Témoignage d’un Beyrouthin qui craint pour sa ville
Des dizaines de milliers de déplacés ont convergé vers Beyrouth ©Mahmoud Youssef

À mesure que les combats s'intensifiaient dans le sud du Liban entre l'armée israélienne et le Hezbollah, des dizaines de milliers de déplacés ont convergé vers Beyrouth, où ils ont été accueillis à bras ouverts.

Les Beyrouthins leur ont ouvert leurs maisons et offert un accès à leurs écoles et à leurs restaurants pour abriter ceux qui fuyaient la mort, qu'ils soient originaires du Liban-Sud, de la Békaa ou de la banlieue sud de Beyrouth.

Cependant, cet exode est ponctué de récits plus sombres, ceux d’un chaos et d’abus. Il suffit de parcourir les rues de la ville pour entendre des centaines d'histoires d'habitants dont les maisons ont été prises d’assaut par des déplacés affiliés au mouvement Amal et au Hezbollah.

À titre d’exemple, le propriétaire d'un appartement à Koraytem, installé à Dubaï, m'a raconté qu'à minuit, il a reçu un appel du gardien de l’immeuble l'informant que des étrangers se trouvaient chez lui.

L’homme a immédiatement appelé des membres de sa famille, qui se sont précipités sur les lieux. À leur arrivée, ils ont découvert que la porte était verrouillée et qu'il était impossible d’accéder à l’appartement. Les déplacés avaient défoncé la porte, après s’être rendu compte que l'appartement était vide, et avaient remplacé la serrure.

Les forces de sécurité sont alors intervenues et leur ont accordé quarante-huit heures pour quitter les lieux.

Trois semaines ont suffi pour que la ville se transforme. À Aïn el-Mreisseh, Raouché ou Ramlet el-Baida, des tentes sont dressées un peu partout. Des habitations temporaires, entourées d'une foule dense de jeunes motards qui n’hésitent pas à provoquer les passants.

Au milieu de ces rassemblements, des narguilés et des étals de tous genres prolifèrent, bien gardés par des centaines de motos qui semblent former un rempart autour de ce désordre.

La rue Hamra, quant à elle, a une histoire particulière: les habitants de Ras Beyrouth ont fini par la surnommer “Laylaki" en référence à l’un des quartiers de la banlieue sud de Beyrouth. Les narguilés s’entassent sur les trottoirs, tandis que chaque recoin de rue est occupé, les déplacés refusant de se rendre dans des lieux plus décents où ils peuvent être accueillis.

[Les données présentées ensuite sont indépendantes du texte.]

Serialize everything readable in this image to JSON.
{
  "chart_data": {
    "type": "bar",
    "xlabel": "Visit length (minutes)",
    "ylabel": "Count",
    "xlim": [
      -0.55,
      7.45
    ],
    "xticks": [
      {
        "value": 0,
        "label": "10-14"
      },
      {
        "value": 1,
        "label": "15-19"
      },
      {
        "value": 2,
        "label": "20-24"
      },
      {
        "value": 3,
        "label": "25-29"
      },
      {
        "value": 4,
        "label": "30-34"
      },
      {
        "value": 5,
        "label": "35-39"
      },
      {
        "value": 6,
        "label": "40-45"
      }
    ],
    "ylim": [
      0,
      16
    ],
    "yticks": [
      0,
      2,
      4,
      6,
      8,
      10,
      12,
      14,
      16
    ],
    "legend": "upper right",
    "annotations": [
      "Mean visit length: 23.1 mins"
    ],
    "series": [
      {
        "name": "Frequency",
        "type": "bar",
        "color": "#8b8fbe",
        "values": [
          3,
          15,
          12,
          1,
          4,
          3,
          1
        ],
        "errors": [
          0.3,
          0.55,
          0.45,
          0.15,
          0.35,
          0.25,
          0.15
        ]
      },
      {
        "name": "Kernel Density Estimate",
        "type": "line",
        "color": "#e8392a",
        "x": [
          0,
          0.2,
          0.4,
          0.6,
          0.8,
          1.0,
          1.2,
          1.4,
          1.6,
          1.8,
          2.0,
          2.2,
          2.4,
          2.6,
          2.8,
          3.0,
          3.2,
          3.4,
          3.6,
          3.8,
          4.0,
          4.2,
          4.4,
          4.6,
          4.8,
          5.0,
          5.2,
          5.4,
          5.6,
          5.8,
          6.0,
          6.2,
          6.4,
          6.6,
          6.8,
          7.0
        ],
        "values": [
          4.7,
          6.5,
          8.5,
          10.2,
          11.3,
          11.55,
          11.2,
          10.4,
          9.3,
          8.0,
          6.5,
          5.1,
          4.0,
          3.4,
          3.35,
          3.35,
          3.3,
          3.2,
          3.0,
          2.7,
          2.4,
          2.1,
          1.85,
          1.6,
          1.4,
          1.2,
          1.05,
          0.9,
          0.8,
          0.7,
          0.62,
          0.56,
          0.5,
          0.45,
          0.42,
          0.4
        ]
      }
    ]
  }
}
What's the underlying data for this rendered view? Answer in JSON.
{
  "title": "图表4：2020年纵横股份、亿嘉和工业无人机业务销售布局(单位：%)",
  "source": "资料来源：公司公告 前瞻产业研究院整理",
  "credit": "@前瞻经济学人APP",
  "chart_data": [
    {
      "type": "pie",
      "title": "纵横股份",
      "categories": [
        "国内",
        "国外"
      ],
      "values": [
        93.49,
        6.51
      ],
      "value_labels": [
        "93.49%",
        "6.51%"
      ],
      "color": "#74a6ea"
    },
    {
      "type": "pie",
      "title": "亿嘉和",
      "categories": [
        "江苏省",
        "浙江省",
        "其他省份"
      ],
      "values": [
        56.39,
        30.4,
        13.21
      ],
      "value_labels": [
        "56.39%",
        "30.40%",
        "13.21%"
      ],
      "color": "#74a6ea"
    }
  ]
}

Au cœur de ce tumulte, des armes à feu sont exhibées ouvertement, ajoutant une couche à la tension palpable à cause du chaos ambiant.

On est en droit de se poser la question suivante: que se serait-il passé si les habitants de Beyrouth s’étaient déplacés vers Bint Jbeil et Nabatiyé, en agissant comme le font actuellement les déplacés du Hezbollah et d’Amal à Beyrouth? Quelle aurait été la réaction des habitants? Accepteraient-ils l'encombrement des trottoirs, la prolifération des narguilés, les armes individuelles exhibées, le manque de respect et les atteintes aux biens publics et privés? Se sentiraient-ils rassurés de voir des armes dirigées sur eux plutôt que sur l'ennemi israélien?

Il ne s’agit pas en l’occurrence de simples questions, mais d’un véritable défi qui illustre une épreuve difficile face à une réalité complexe pesant sur le Liban et sur Beyrouth. Avant l'émergence du Hezbollah et la mainmise de l'Iran, Beyrouth avait fait face à l’occupation israélienne et ses fils sont morts pour défendre le Liban, sa souveraineté, son indépendance et sa liberté.

Beyrouth a changé de visage à cause du facteur iranien. Et c’est toujours la même rengaine lorsque des scènes provocantes dans les rues de la ville sont critiquées. Les accusations de sionisme fusent immédiatement. Lorsque les forces de sécurité ou l'armée libanaise interviennent pour évacuer un bâtiment occupé par des déplacés, ils se retrouvent taxés de sionistes. Ceux qui s'opposent à Israël ou qui rejettent la présence d'armes illégales sont aussi stigmatisés.

Cet article aussi va subir le même sort, car des trolls en ligne ne manqueront pas de le relayer sur Twitter en affirmant que je suis sioniste.

Je ne suis pas sioniste... Je suis Beyrouthin, et j'ai peur pour ma ville, pour mon identité et pour ma famille. Je ressens une profonde tristesse face au chaos qui prévaut. Pourquoi tant de rancœur envers Beyrouth, qui ouvre ses bras à tous ceux qui la visitent, les marquant d’une empreinte positive inoubliable?